The cosy consensus of the neoliberal political and corporate elite has been shattered by the Corbyn Cuckoo. They have spent two years rubbishing the Labour Left, trying to grind to powder the insolent suggestion that an alternative to greed and poverty, to corporate power and social decay, might be possible. Then, like a jack-in-the-box with a broken lid, up it pops clutching a Keynesian-reformist programme that the British ruling class and its political flunkies thought they had killed off in the 1980s.

‘Back to the 1970s’ rages The Daily Mail. Absolutely. Because the Tories, their New Labour echoes, and their media amplifiers want to take us back much further, to the 1930s, perhaps even to the 1870s, to an age before trade unions, social democracy, and the welfare state.

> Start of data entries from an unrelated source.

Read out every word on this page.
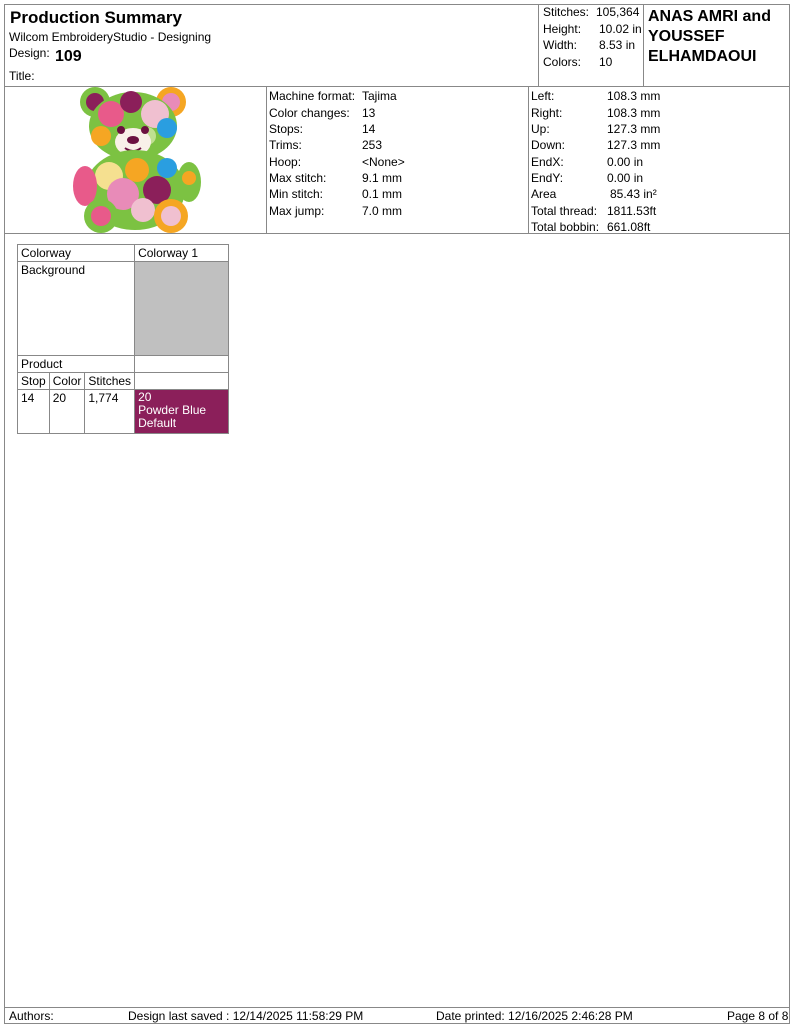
Production Summary
Wilcom EmbroideryStudio - Designing
Design: 109
Title:
Stitches: 105,364
Height: 10.02 in
Width: 8.53 in
Colors: 10
ANAS AMRI and YOUSSEF ELHAMDAOUI
Machine format: Tajima
Color changes: 13
Stops:	14
Trims:	253
Hoop:	<None>
Max stitch:	9.1 mm
Min stitch:	0.1 mm
Max jump:	7.0 mm
Left:	108.3 mm
Right:	108.3 mm
Up:	127.3 mm
Down:	127.3 mm
EndX:	0.00 in
EndY:	0.00 in
Area	85.43 in²
Total thread: 1811.53ft
Total bobbin: 661.08ft
Colorway			Colorway 1
Background			
Product			
Stop	Color	Stitches	
14	20	1,774	20
Powder Blue
Default
Authors:	Design last saved : 12/14/2025 11:58:29 PM	Date printed: 12/16/2025 2:46:28 PM	Page 8 of 8
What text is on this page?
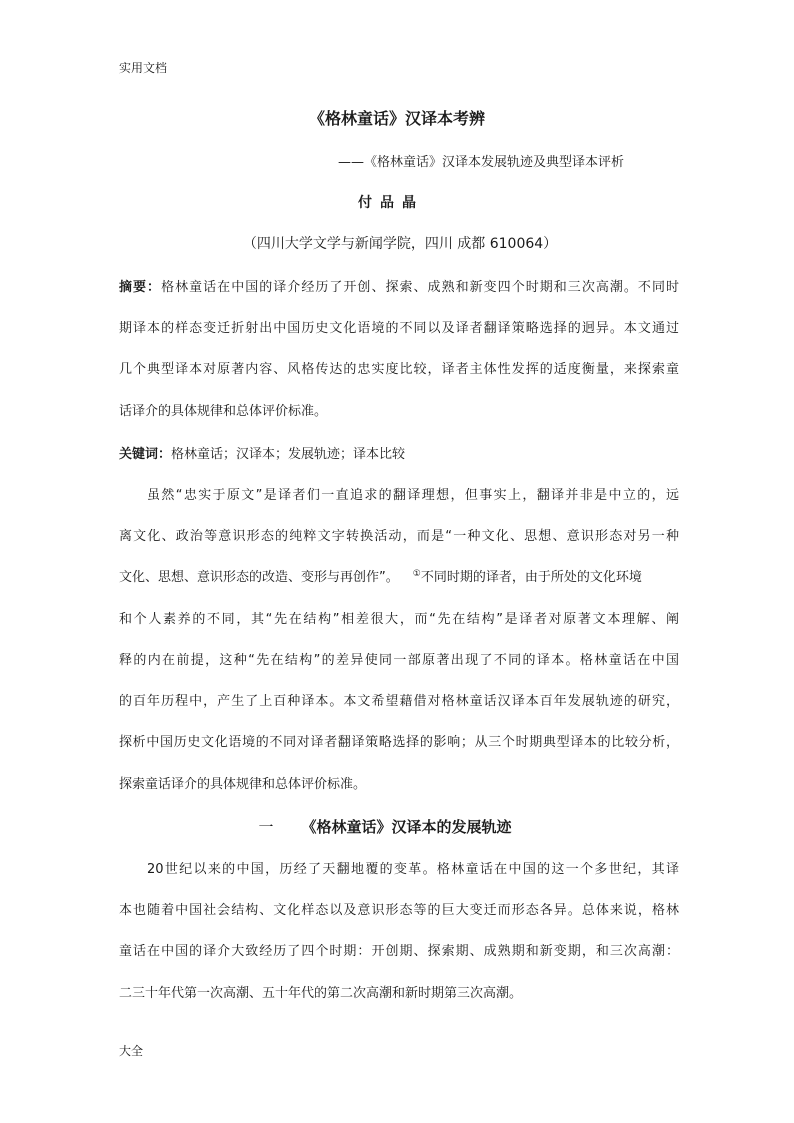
实用文档
《格林童话》汉译本考辨
——《格林童话》汉译本发展轨迹及典型译本评析
付品晶
（四川大学文学与新闻学院，四川 成都 610064）
摘要：格林童话在中国的译介经历了开创、探索、成熟和新变四个时期和三次高潮。不同时
期译本的样态变迁折射出中国历史文化语境的不同以及译者翻译策略选择的迥异。本文通过
几个典型译本对原著内容、风格传达的忠实度比较，译者主体性发挥的适度衡量，来探索童
话译介的具体规律和总体评价标准。
关键词：格林童话；汉译本；发展轨迹；译本比较
虽然“忠实于原文”是译者们一直追求的翻译理想，但事实上，翻译并非是中立的，远
离文化、政治等意识形态的纯粹文字转换活动，而是“一种文化、思想、意识形态对另一种
文化、思想、意识形态的改造、变形与再创作”。 ①不同时期的译者，由于所处的文化环境
和个人素养的不同，其“先在结构”相差很大，而“先在结构”是译者对原著文本理解、阐
释的内在前提，这种“先在结构”的差异使同一部原著出现了不同的译本。格林童话在中国
的百年历程中，产生了上百种译本。本文希望藉借对格林童话汉译本百年发展轨迹的研究，
探析中国历史文化语境的不同对译者翻译策略选择的影响；从三个时期典型译本的比较分析，
探索童话译介的具体规律和总体评价标准。
一 《格林童话》汉译本的发展轨迹
20世纪以来的中国，历经了天翻地覆的变革。格林童话在中国的这一个多世纪，其译
本也随着中国社会结构、文化样态以及意识形态等的巨大变迁而形态各异。总体来说，格林
童话在中国的译介大致经历了四个时期：开创期、探索期、成熟期和新变期，和三次高潮：
二三十年代第一次高潮、五十年代的第二次高潮和新时期第三次高潮。
大全
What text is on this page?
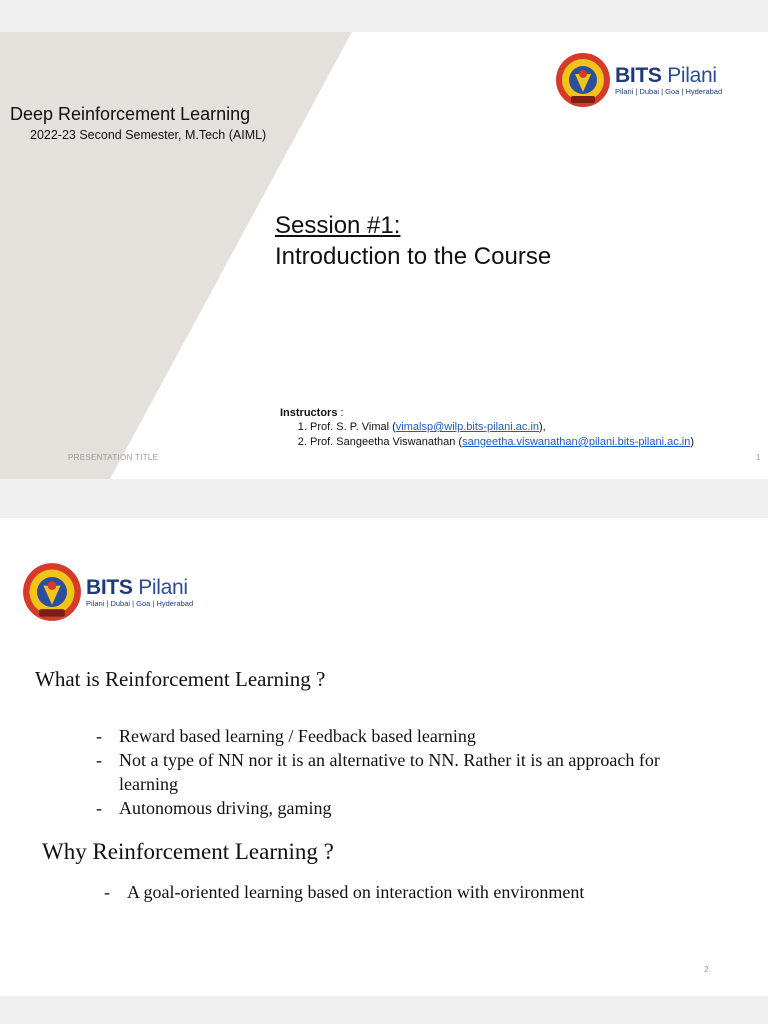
BITS Pilani
Pilani | Dubai | Goa | Hyderabad
Deep Reinforcement Learning
2022-23 Second Semester, M.Tech (AIML)
Session #1:
Introduction to the Course
Instructors :
1. Prof. S. P. Vimal (vimalsp@wilp.bits-pilani.ac.in),
2. Prof. Sangeetha Viswanathan (sangeetha.viswanathan@pilani.bits-pilani.ac.in)
PRESENTATION TITLE	1
BITS Pilani
Pilani | Dubai | Goa | Hyderabad
What is Reinforcement Learning ?
- Reward based learning / Feedback based learning
- Not a type of NN nor it is an alternative to NN. Rather it is an approach for learning
- Autonomous driving, gaming
Why Reinforcement Learning ?
- A goal-oriented learning based on interaction with environment
2
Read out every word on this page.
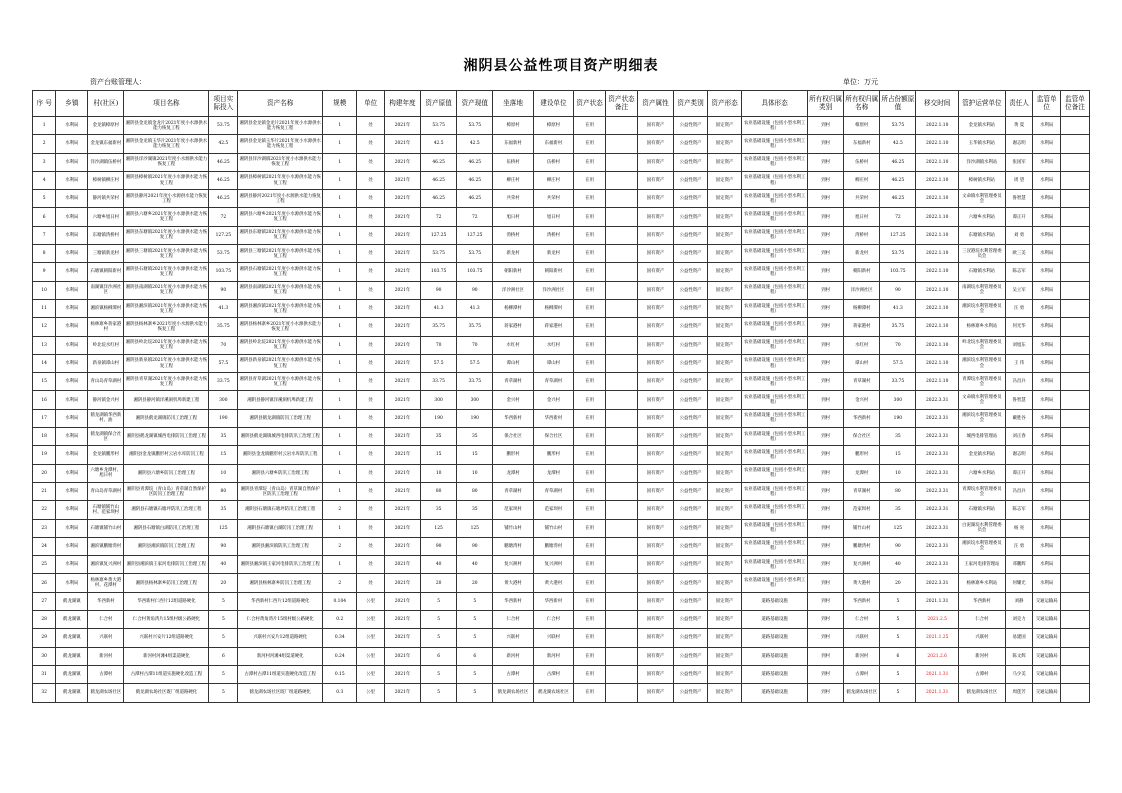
湘阴县公益性项目资产明细表
资产台账管理人：	单位：万元
序 号	乡镇	村(社区)	项目名称	项目实际投入	资产名称	规模	单位	构建年度	资产原值	资产现值	坐落地	建设单位	资产状态	资产状态备注	资产属性	资产类别	资产形态	具体形态	所有权归属类别	所有权归属名称	所占份额原值	移交时间	管护运营单位	责任人	监管单位	监管单位备注
1	水利局	金龙镇樟原村	湘阴县金龙镇金龙片2021年度小水源供水能力恢复工程	53.75	湘阴县金龙镇金龙片2021年度小水源供水能力恢复工程	1	处	2021年	53.75	53.75	樟原村	樟原村	在用		国有资产	公益性资产	固定资产	农业基础设施（包括小型水利工程）	到村	樟原村	53.75	2022.1.10	金龙镇水利站	黄 夏	水利局	
2	水利局	金龙镇东福新村	湘阴县金龙镇玉华片2021年度小水源供水能力恢复工程	42.5	湘阴县金龙镇玉华片2021年度小水源供水能力恢复工程	1	处	2021年	42.5	42.5	东福新村	东福新村	在用		国有资产	公益性资产	固定资产	农业基础设施（包括小型水利工程）	到村	东福新村	42.5	2022.1.10	玉华镇水利站	谢志明	水利局	
3	水利局	洋沙湖镇伍桥村	湘阴县洋沙湖镇2021年度小水源供水能力恢复工程	46.25	湘阴县洋沙湖镇2021年度小水源供水能力恢复工程	1	处	2021年	46.25	46.25	伍桥村	伍桥村	在用		国有资产	公益性资产	固定资产	农业基础设施（包括小型水利工程）	到村	伍桥村	46.25	2022.1.10	洋沙湖镇水利站	张国军	水利局	
4	水利局	樟树镇柳庄村	湘阴县樟树镇2021年度小水源供水能力恢复工程	46.25	湘阴县樟树镇2021年度小水源供水能力恢复工程	1	处	2021年	46.25	46.25	柳庄村	柳庄村	在用		国有资产	公益性资产	固定资产	农业基础设施（包括小型水利工程）	到村	柳庄村	46.25	2022.1.10	樟树镇水利站	周 望	水利局	
5	水利局	静河镇共荣村	湘阴县静河2021年度小水源供水能力恢复工程	46.25	湘阴县静河2021年度小水源供水能力恢复工程	1	处	2021年	46.25	46.25	共荣村	共荣村	在用		国有资产	公益性资产	固定资产	农业基础设施（包括小型水利工程）	到村	共荣村	46.25	2022.1.10	文命镇水利管理委员会	鲁智慧	水利局	
6	水利局	六塘乡旭日村	湘阴县六塘乡2021年度小水源供水能力恢复工程	72	湘阴县六塘乡2021年度小水源供水能力恢复工程	1	处	2021年	72	72	旭日村	旭日村	在用		国有资产	公益性资产	固定资产	农业基础设施（包括小型水利工程）	到村	旭日村	72	2022.1.10	六塘乡水利站	谭正开	水利局	
7	水利局	东塘镇湾桥村	湘阴县东塘镇2021年度小水源供水能力恢复工程	127.25	湘阴县东塘镇2021年度小水源供水能力恢复工程	1	处	2021年	127.25	127.25	湾桥村	湾桥村	在用		国有资产	公益性资产	固定资产	农业基础设施（包括小型水利工程）	到村	湾桥村	127.25	2022.1.10	东塘镇水利站	刘 勇	水利局	
8	水利局	三塘镇新龙村	湘阴县三塘镇2021年度小水源供水能力恢复工程	53.75	湘阴县三塘镇2021年度小水源供水能力恢复工程	1	处	2021年	53.75	53.75	新龙村	新龙村	在用		国有资产	公益性资产	固定资产	农业基础设施（包括小型水利工程）	到村	新龙村	53.75	2022.1.10	三汊港垸水利管理委员会	欧三美	水利局	
9	水利局	石塘镇朝阳新村	湘阴县石塘镇2021年度小水源供水能力恢复工程	103.75	湘阴县石塘镇2021年度小水源供水能力恢复工程	1	处	2021年	103.75	103.75	朝阳新村	朝阳新村	在用		国有资产	公益性资产	固定资产	农业基础设施（包括小型水利工程）	到村	朝阳新村	103.75	2022.1.10	石塘镇水利站	陈志军	水利局	
10	水利局	南湖镇洋沙洲社区	湘阴县南湖镇2021年度小水源供水能力恢复工程	90	湘阴县南湖镇2021年度小水源供水能力恢复工程	1	处	2021年	90	90	洋沙洲社区	洋沙洲社区	在用		国有资产	公益性资产	固定资产	农业基础设施（包括小型水利工程）	到村	洋沙洲社区	90	2022.1.10	南湖垸水利管理委员会	吴立军	水利局	
11	水利局	湘滨镇杨柳潭村	湘阴县湘滨镇2021年度小水源供水能力恢复工程	41.3	湘阴县湘滨镇2021年度小水源供水能力恢复工程	1	处	2021年	41.3	41.3	杨柳潭村	杨柳潭村	在用		国有资产	公益性资产	固定资产	农业基础设施（包括小型水利工程）	到村	杨柳潭村	41.3	2022.1.10	湘滨垸水利管理委员会	汪 勇	水利局	
12	水利局	杨林寨乡蒋家港村	湘阴县杨林寨乡2021年度小水源供水能力恢复工程	35.75	湘阴县杨林寨乡2021年度小水源供水能力恢复工程	1	处	2021年	35.75	35.75	蒋家港村	蒋家港村	在用		国有资产	公益性资产	固定资产	农业基础设施（包括小型水利工程）	到村	蒋家港村	35.75	2022.1.10	杨林寨乡水利站	何光华	水利局	
13	水利局	岭北垸水红村	湘阴县岭北垸2021年度小水源供水能力恢复工程	70	湘阴县岭北垸2021年度小水源供水能力恢复工程	1	处	2021年	70	70	水红村	水红村	在用		国有资产	公益性资产	固定资产	农业基础设施（包括小型水利工程）	到村	水红村	70	2022.1.10	岭北垸水利管理委员会	刘旭东	水利局	
14	水利局	新泉镇谭山村	湘阴县新泉镇2021年度小水源供水能力恢复工程	57.5	湘阴县新泉镇2021年度小水源供水能力恢复工程	1	处	2021年	57.5	57.5	谭山村	谭山村	在用		国有资产	公益性资产	固定资产	农业基础设施（包括小型水利工程）	到村	谭山村	57.5	2022.1.10	湘滨垸水利管理委员会	王 伟	水利局	
15	水利局	青山岛青草湖村	湘阴县青草湖2021年度小水源供水能力恢复工程	33.75	湘阴县青草湖2021年度小水源供水能力恢复工程	1	处	2021年	33.75	33.75	青草湖村	青草湖村	在用		国有资产	公益性资产	固定资产	农业基础设施（包括小型水利工程）	到村	青草湖村	33.75	2022.1.10	青潭垸水利管理委员会	冯昌兵	水利局	
16	水利局	静河镇金兴村	湘阴县静河镇洋溪洞机埠新建工程	300	湘阴县静河镇洋溪洞机埠新建工程	1	处	2021年	300	300	金兴村	金兴村	在用		国有资产	公益性资产	固定资产	农业基础设施（包括小型水利工程）	到村	金兴村	300	2022.3.31	文命镇水利管理委员会	鲁智慧	水利局	
17	水利局	鹤龙湖镇华西新村、油	湘阴县鹤龙湖镇防汛工治理工程	190	湘阴县鹤龙湖镇防汛工治理工程	1	处	2021年	190	190	华西新村	华西新村	在用		国有资产	公益性资产	固定资产	农业基础设施（包括小型水利工程）	到村	华西新村	190	2022.3.31	湘滨垸水利管理委员会	戴胜谷	水利局	
18	水利局	鹤龙湖镇保合社区	湘阴县鹤龙湖镇城西电排防汛工治理工程	35	湘阴县鹤龙湖镇城西电排防汛工治理工程	1	处	2021年	35	35	保合社区	保合社区	在用		国有资产	公益性资产	固定资产	农业基础设施（包括小型水利工程）	到村	保合社区	35	2022.3.31	城西电排管理站	刘正春	水利局	
19	水利局	金龙镇鹏形村	湘阴县金龙镇鹏形村云岩水库防汛工程	15	湘阴县金龙镇鹏形村云岩水库防汛工程	1	处	2021年	15	15	鹏形村	鹏形村	在用		国有资产	公益性资产	固定资产	农业基础设施（包括小型水利工程）	到村	鹏形村	15	2022.3.31	金龙镇水利站	谢志明	水利局	
20	水利局	六塘乡龙潭村、旭日村	湘阴县六塘乡防汛工治理工程	10	湘阴县六塘乡防汛工治理工程	1	处	2021年	10	10	龙潭村	龙潭村	在用		国有资产	公益性资产	固定资产	农业基础设施（包括小型水利工程）	到村	龙潭村	10	2022.3.31	六塘乡水利站	谭正开	水利局	
21	水利局	青山岛青草湖村	湘阴县青潭垸（青山岛）青草湖自然保护区防汛工治理工程	80	湘阴县青潭垸（青山岛）青草湖自然保护区防汛工治理工程	1	处	2021年	80	80	青草湖村	青草湖村	在用		国有资产	公益性资产	固定资产	农业基础设施（包括小型水利工程）	到村	青草湖村	80	2022.3.31	青潭垸水利管理委员会	冯昌兵	水利局	
22	水利局	石塘镇铺竹山村、范家坝村	湘阴县石塘镇石塘坪防汛工治理工程	35	湘阴县石塘镇石塘坪防汛工治理工程	2	处	2021年	35	35	范家坝村	范家坝村	在用		国有资产	公益性资产	固定资产	农业基础设施（包括小型水利工程）	到村	范家坝村	35	2022.3.31	石塘镇水利站	陈志军	水利局	
23	水利局	石塘镇铺竹山村	湘阴县石塘镇白湖防汛工治理工程	125	湘阴县石塘镇白湖防汛工治理工程	1	处	2021年	125	125	铺竹山村	铺竹山村	在用		国有资产	公益性资产	固定资产	农业基础设施（包括小型水利工程）	到村	铺竹山村	125	2022.3.31	白泥湖垸水利管理委员会	杨 亮	水利局	
24	水利局	湘滨镇鹏塘湾村	湘阴县湘滨镇防汛工治理工程	90	湘阴县湘滨镇防汛工治理工程	2	处	2021年	90	90	鹏塘湾村	鹏塘湾村	在用		国有资产	公益性资产	固定资产	农业基础设施（包括小型水利工程）	到村	鹏塘湾村	90	2022.3.31	湘滨垸水利管理委员会	汪 勇	水利局	
25	水利局	湘滨镇复兴洲村	湘阴县湘滨镇王家河电排防汛工治理工程	40	湘阴县湘滨镇王家河电排防汛工治理工程	1	处	2021年	40	40	复兴洲村	复兴洲村	在用		国有资产	公益性资产	固定资产	农业基础设施（包括小型水利工程）	到村	复兴洲村	40	2022.3.31	王家河电排管理站	邓鹏辉	水利局	
26	水利局	杨林寨乡黄大港村、花潭村	湘阴县杨林寨乡防汛工治理工程	20	湘阴县杨林寨乡防汛工治理工程	2	处	2021年	20	20	黄大港村	黄大港村	在用		国有资产	公益性资产	固定资产	农业基础设施（包括小型水利工程）	到村	黄大港村	20	2022.3.31	杨林寨乡水利站	何耀光	水利局	
27	鹤龙湖镇	华西新村	华西新村仁西片12组道路硬化	5	华西新村仁西片12组道路硬化	0.104	公里	2021年	5	5	华西新村	华西新村	在用		国有资产	公益性资产	固定资产	道路基础设施	到村	华西新村	5	2021.1.31	华西新村	刘静	交通运输局	
28	鹤龙湖镇	仁合村	仁合村黄角湾片15组村级公路硬化	5	仁合村黄角湾片15组村级公路硬化	0.2	公里	2021年	5	5	仁合村	仁合村	在用		国有资产	公益性资产	固定资产	道路基础设施	到村	仁合村	5	2021.2.5	仁合村	刘克力	交通运输局	
29	鹤龙湖镇	兴联村	兴联村兴安片12组道路硬化	5	兴联村兴安片12组道路硬化	0.34	公里	2021年	5	5	兴联村	兴联村	在用		国有资产	公益性资产	固定资产	道路基础设施	到村	兴联村	5	2021.1.25	兴联村	易建国	交通运输局	
30	鹤龙湖镇	新河村	新河村河滩4组渠道硬化	6	新河村河滩4组渠道硬化	0.24	公里	2021年	6	6	新河村	新河村	在用		国有资产	公益性资产	固定资产	道路基础设施	到村	新河村	6	2021.2.6	新河村	陈文辉	交通运输局	
31	鹤龙湖镇	古潭村	古潭村古潭11组道实施硬化改造工程	5	古潭村古潭11组道实施硬化改造工程	0.15	公里	2021年	5	5	古潭村	古潭村	在用		国有资产	公益性资产	固定资产	道路基础设施	到村	古潭村	5	2021.1.31	古潭村	马少美	交通运输局	
32	鹤龙湖镇	鹤龙湖农场社区	鹤龙湖农场社区既厂组道路硬化	5	鹤龙湖农场社区既厂组道路硬化	0.3	公里	2021年	5	5	鹤龙湖农场社区	鹤龙湖农场社区	在用		国有资产	公益性资产	固定资产	道路基础设施	到村	鹤龙湖农场社区	5	2021.1.31	鹤龙湖农场社区	周莲芳	交通运输局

Labour may not win. It faces the bitter hostility of the entire British Establishment – the 1%, the corporations, the profiteers, the Tories, the Liberals, New Labour, the tabloids, the BBC – but by offering an alternative, it is communicating a message of hope, injecting real politics into the election, forcing a debate about the way in which the rich are pissing on the rest of us.

The stakes in the election are now much higher. A Labour victory is now much more worth fighting for. And even if we still lose, the bigger our vote, the stronger our movement will be for the battles to come.

 

Neil Faulkner is the author of A People’s History of the Russian Revolution (LBC/Pluto Press) and Creeping Fascism: Brexit, Trump, and the Rise of the Far Right (Public Reading Rooms).